During these weeks of Elul, the month of preparation before the New Year, it’s the custom to say Psalm 27 every morning and evening. I feel attached to this Psalm and I sometimes find myself saying its words on long lonely walks, or, like last night, when the dog barks at a fox at two in the morning and I can’t get back to sleep.
It begins: ‘God is my light and my salvation, of whom shall I be afraid?’ (Verse 1) Light and salvation sound like weak protection against the terrors of the world. Yet what would we wish for a hostage, like the British aid worker David Haines held by IS? What do we ask from God on his behalf? Of course, we pray that the best and swiftest way is found to gain his release, that his captors should not treat him, or any other hostages, with cruelty in the meantime and that he should be enabled to re-join his anxious family in safety and good health. But we would also wish that God should be with him in his heart, as his light and his salvation, to bring him inner strength and peace. Whatever troubles we ourselves may have to pass through, however minor in comparison, or however serious, I believe we would say the same prayer for ourselves, that something steadfast should dwell within our heart, a presence which, without promising anything other than itself, so that it cannot disappoint us, is sustaining, irremovable and silently luminous.

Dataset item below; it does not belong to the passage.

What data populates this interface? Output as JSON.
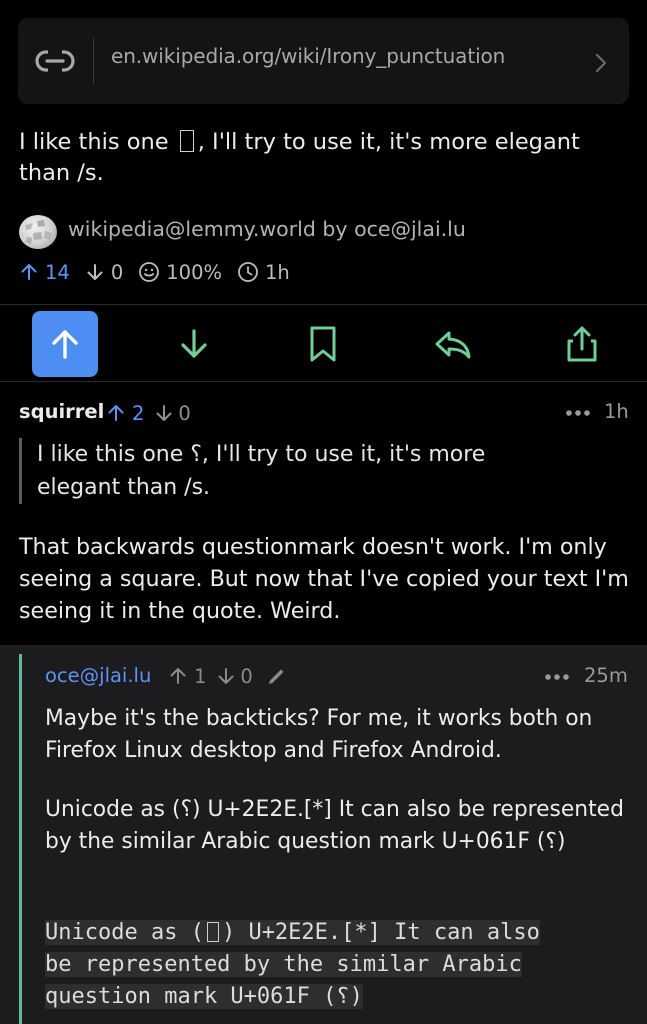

Later in the Psalm the heart speaks in response. ‘On your behalf my heart has said: “Seek my presence”; that presence, God, I shall indeed seek. Don’t hide it from me…’ (Verses 8 and 9) Judaism generally takes an unromantic view of the human heart*. The heart is conflicted; it is the place where desire and willpower, passion and reason, meet. Will it prompt us to act rightly, or drive us into wrongdoing? Jeremiah records a moment of despair: ‘The heart is deceitful and weak; who can know it?’ he asks. Only God, he responds, in words which have made their way into the confessional prayers for the Day of Atonement: ‘I am the Lord, who searches the heart and tests the conscience’. (17:9-10)
But this Psalm offers a gentler and more generous account of the encounter between God and heart. God may search the heart, but the heart also searches for God. The heart is inwardly attuned to the resonance of God’s presence and, despite all the noise of the world around it, hears God’s words within its chambers as if it, the heart itself, were the speaker: ‘Seek my face’.
This is not a moment of transcendent revelation in which God addresses us from heaven. It’s more a moment of togetherness and recognition, a moment of awareness of the presence of God within all life, in the vitality of trees, the vibrancy of music, the stillness of thought itself.
To hear this voice is the heart’s deepest passion; it longs for connection with the life which animates all vital being, as the pool in the rocks below the waterfall needs the stream which feeds it living waters. The heart seeks God as the source and essence of its vitality and, in that longing, knows that it must be pure and honest and closed off by no wrongdoing. ‘Your presence, God, shall I seek’.
Light and salvation
* A better translation might be ‘consciousness’ since biblical and early rabbinic Judaism don’t separate between the heart as the centre of feeling and the mind as the locus of rational thought. Both are included in the word ‘heart’.